Household products-related stocks were suffering as Procter & Gamble (PG ) moved 2.6% lower. The company posted a first quarter EPS of 73 cents, vs. 63 cents, on a 13% sales rise, but didn't raise its fiscal 2005 guidance. S&P reiterated its buy rating.
Meantime, consumer products company Unilever (UN ) fell even after posting a third quarter EPS of 91 euro cents vs. 85 euro cents despite a 4% revenue drop. Unilever says it's dissatisfied with its performance, and that actions are being taken to improve the market competitiveness of its products.
Insurance company AFLAC (AFL ) reported a third-quarter EPS of 58 cents, vs. 45 cents on total revenue of $3.3 billion. The company was 4.6% lower, as it expects to miss its 2004 U.S. sales goals. S&P upgraded shares to hold from avoid, while Prudential downgraded AFLAC to neutral.
Veritas Software (VRTS ) posted third-quarter EPS of 22 cents vs. 15 cents (GAAP) on an 11% rise in revenue. S&P reiterated its buy rating. Veritas was 4.1% higher.
RF Micro Devices (RFMD ) posted a second quarter loss of 4 cents, vs. 5 cents on 8.8% lower revenue. The company expects loss of 2 cents to breakeven results (including items) for its next quarter. Shares were 4.9% higher.
The earnings calendar for the rest of the week remains busy. On Friday, Bristol-Myers Squibb (BMY ) and ChevronTexaco (CVX ) report.
The rest of the week's economic news focuses on Friday's key report: the advance reading for third-quarter gross domestic product. Economists expect GDP growth for the quarter to come in at 4.3%.
Treasury prices fell Wednesday as money moved back to equities when crude oil prices dipped below $53. The 10-year yield rose 10 basis points to 4.09%.
The dollar made small gains vs. major currencies Wednesday. The euro was worth $1.271, the British pound sterling was at $1.831 and the dollar was at 106.61 yen.
European stock markets finished higher Wednesday. London's Financial Times-Stock Exchange 100 index gained 46.7 points, or 1.02%, to end at 4,630.10. Investors showed little reaction to a report that U.K. mortgage approvals declined for a third month, notes MarketScope. Traders await the U.K's Nationwide house price index on Thursday for the latest gauge on the extent of the property market cool down, notes Action Economics.

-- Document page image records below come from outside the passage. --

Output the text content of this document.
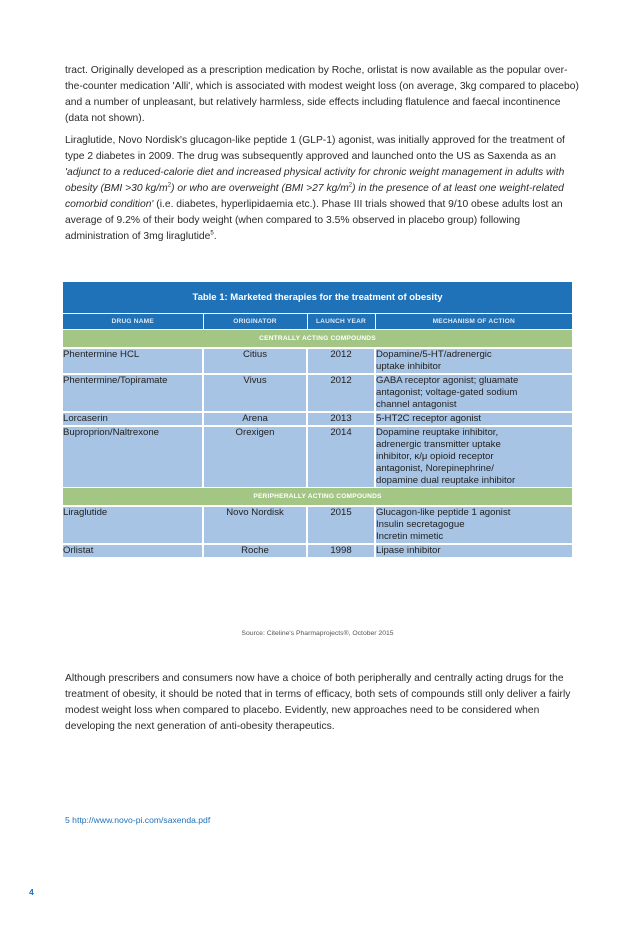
tract. Originally developed as a prescription medication by Roche, orlistat is now available as the popular over-the-counter medication 'Alli', which is associated with modest weight loss (on average, 3kg compared to placebo) and a number of unpleasant, but relatively harmless, side effects including flatulence and faecal incontinence (data not shown).

Liraglutide, Novo Nordisk's glucagon-like peptide 1 (GLP-1) agonist, was initially approved for the treatment of type 2 diabetes in 2009. The drug was subsequently approved and launched onto the US as Saxenda as an 'adjunct to a reduced-calorie diet and increased physical activity for chronic weight management in adults with obesity (BMI >30 $kg/m^2$) or who are overweight (BMI >27 $kg/m^2$) in the presence of at least one weight-related comorbid condition' (i.e. diabetes, hyperlipidaemia etc.). Phase III trials showed that 9/10 obese adults lost an average of 9.2% of their body weight (when compared to 3.5% observed in placebo group) following administration of 3mg liraglutide$^5$.

Table 1: Marketed therapies for the treatment of obesity			
DRUG NAME	ORIGINATOR	LAUNCH YEAR	MECHANISM OF ACTION
CENTRALLY ACTING COMPOUNDS			
Phentermine HCL	Citius	2012	Dopamine/5-HT/adrenergic
uptake inhibitor

Phentermine/Topiramate	Vivus	2012	GABA receptor agonist; gluamate
antagonist; voltage-gated sodium
channel antagonist

Lorcaserin	Arena	2013	5-HT2C receptor agonist

Buproprion/Naltrexone	Orexigen	2014	Dopamine reuptake inhibitor,
adrenergic transmitter uptake
inhibitor, κ/μ opioid receptor
antagonist, Norepinephrine/
dopamine dual reuptake inhibitor

PERIPHERALLY ACTING COMPOUNDS			
Liraglutide	Novo Nordisk	2015	Glucagon-like peptide 1 agonist
Insulin secretagogue
Incretin mimetic

Orlistat	Roche	1998	Lipase inhibitor
Source: Citeline's Pharmaprojects®, October 2015

Although prescribers and consumers now have a choice of both peripherally and centrally acting drugs for the treatment of obesity, it should be noted that in terms of efficacy, both sets of compounds still only deliver a fairly modest weight loss when compared to placebo. Evidently, new approaches need to be considered when developing the next generation of anti-obesity therapeutics.

5 http://www.novo-pi.com/saxenda.pdf
4
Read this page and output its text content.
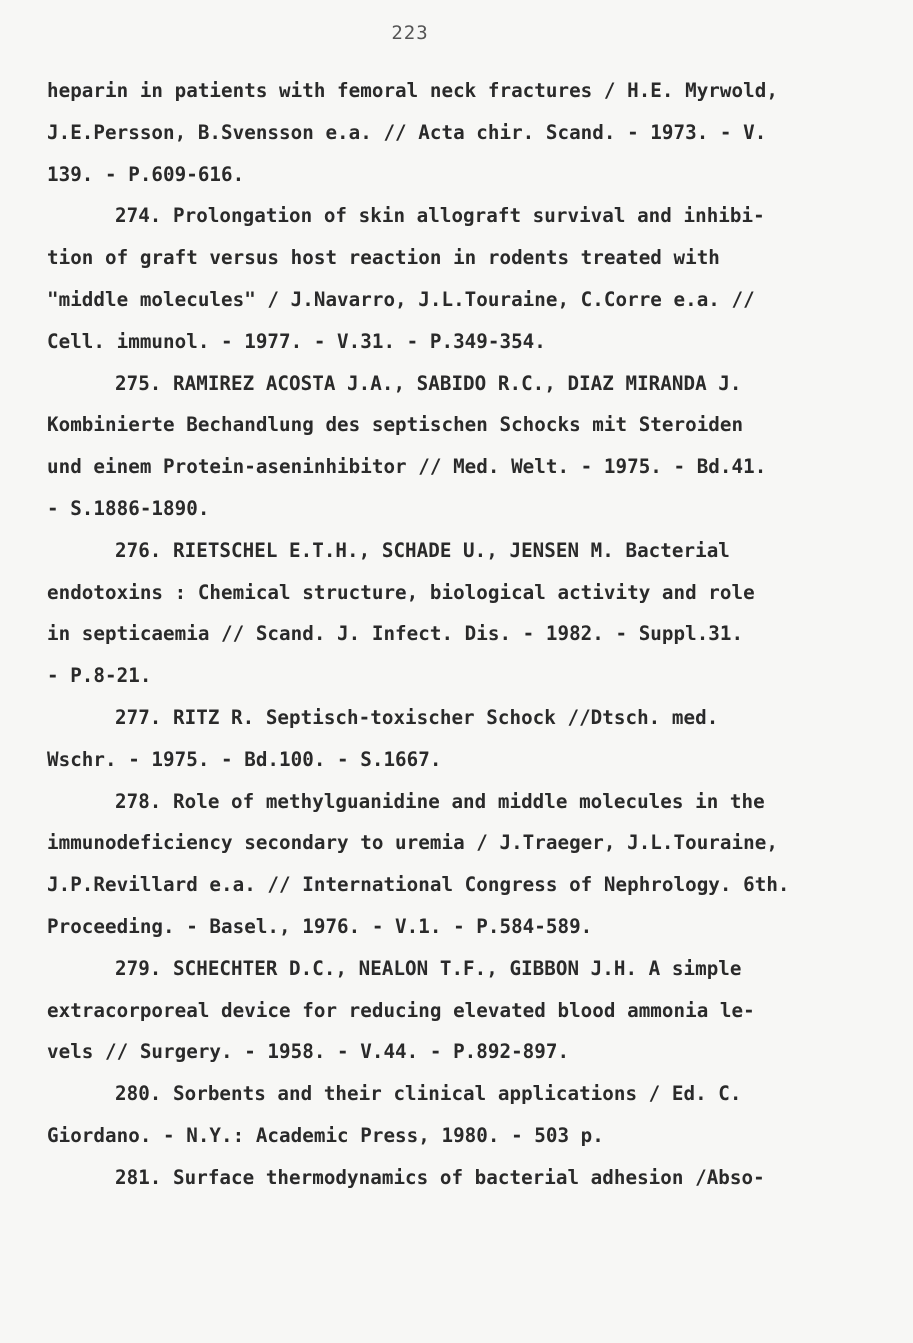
223
heparin in patients with femoral neck fractures / H.E. Myrwold,
J.E.Persson, B.Svensson e.a. // Acta chir. Scand. - 1973. - V.
139. - P.609-616.
274. Prolongation of skin allograft survival and inhibi-
tion of graft versus host reaction in rodents treated with
"middle molecules" / J.Navarro, J.L.Touraine, C.Corre e.a. //
Cell. immunol. - 1977. - V.31. - P.349-354.
275. RAMIREZ ACOSTA J.A., SABIDO R.C., DIAZ MIRANDA J.
Kombinierte Bechandlung des septischen Schocks mit Steroiden
und einem Protein-aseninhibitor // Med. Welt. - 1975. - Bd.41.
- S.1886-1890.
276. RIETSCHEL E.T.H., SCHADE U., JENSEN M. Bacterial
endotoxins : Chemical structure, biological activity and role
in septicaemia // Scand. J. Infect. Dis. - 1982. - Suppl.31.
- P.8-21.
277. RITZ R. Septisch-toxischer Schock //Dtsch. med.
Wschr. - 1975. - Bd.100. - S.1667.
278. Role of methylguanidine and middle molecules in the
immunodeficiency secondary to uremia / J.Traeger, J.L.Touraine,
J.P.Revillard e.a. // International Congress of Nephrology. 6th.
Proceeding. - Basel., 1976. - V.1. - P.584-589.
279. SCHECHTER D.C., NEALON T.F., GIBBON J.H. A simple
extracorporeal device for reducing elevated blood ammonia le-
vels // Surgery. - 1958. - V.44. - P.892-897.
280. Sorbents and their clinical applications / Ed. C.
Giordano. - N.Y.: Academic Press, 1980. - 503 p.
281. Surface thermodynamics of bacterial adhesion /Abso-
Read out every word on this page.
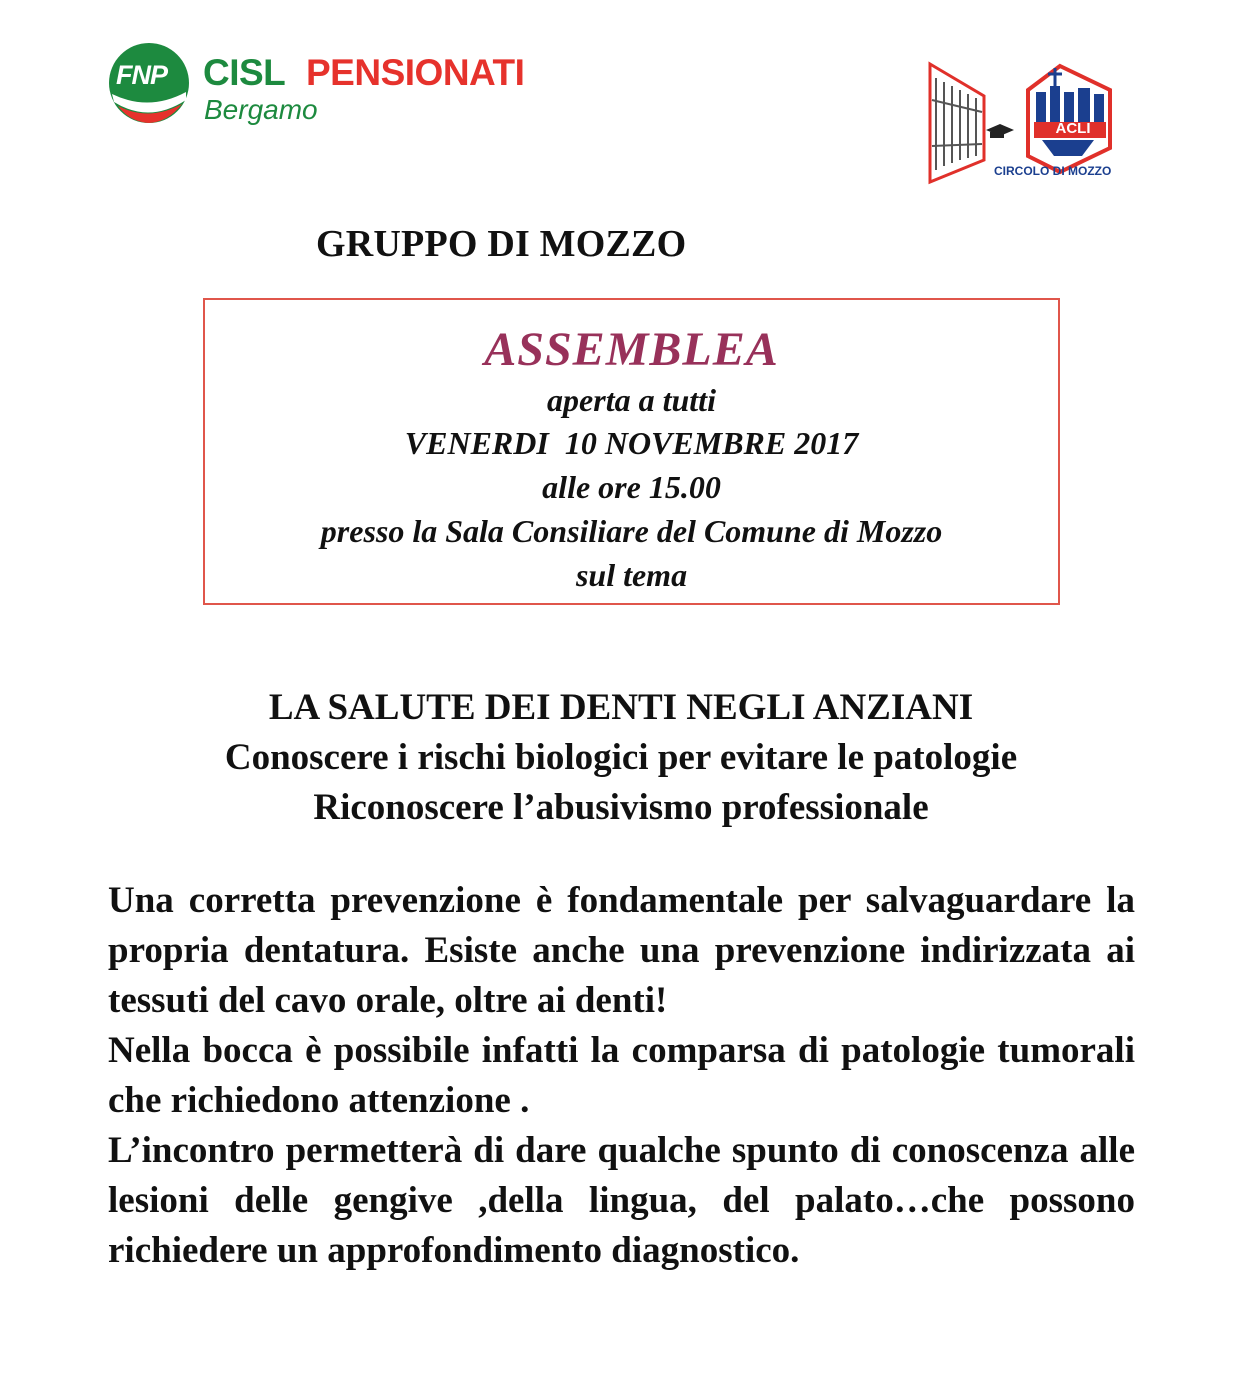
FNP CISL PENSIONATI
Bergamo
ACLI
CIRCOLO DI MOZZO
GRUPPO DI MOZZO
ASSEMBLEA
aperta a tutti
VENERDI  10 NOVEMBRE 2017
alle ore 15.00
presso la Sala Consiliare del Comune di Mozzo
sul tema
LA SALUTE DEI DENTI NEGLI ANZIANI
Conoscere i rischi biologici per evitare le patologie
Riconoscere l’abusivismo professionale

Una corretta prevenzione è fondamentale per salvaguardare la propria dentatura. Esiste anche una prevenzione indirizzata ai tessuti del cavo orale, oltre ai denti!

Nella bocca è possibile infatti la comparsa di patologie tumorali che richiedono attenzione .

L’incontro permetterà di dare qualche spunto di conoscenza alle lesioni delle gengive ,della lingua, del palato…che possono richiedere un approfondimento diagnostico.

Germany's DAX index gained 66.77 points, or 1.73%, to close at 3,929.03. France's CAC-40 index added 58.91 points, or 1.63%, at 3,678.39.
Asian markets met mixed results on Wednesday. Japan's Nikkei average gained 19.49 points, or 0.18%, to end at 10,691.95. Exporters such as Toyota Motor finished higher, but the another strong earthquake in northern Japan -- and felt in Tokyo -- capped overall gains.
In Hong Kong, the Hang Seng index lost 13.64 points, or 0.11%, to end at 12,838.71.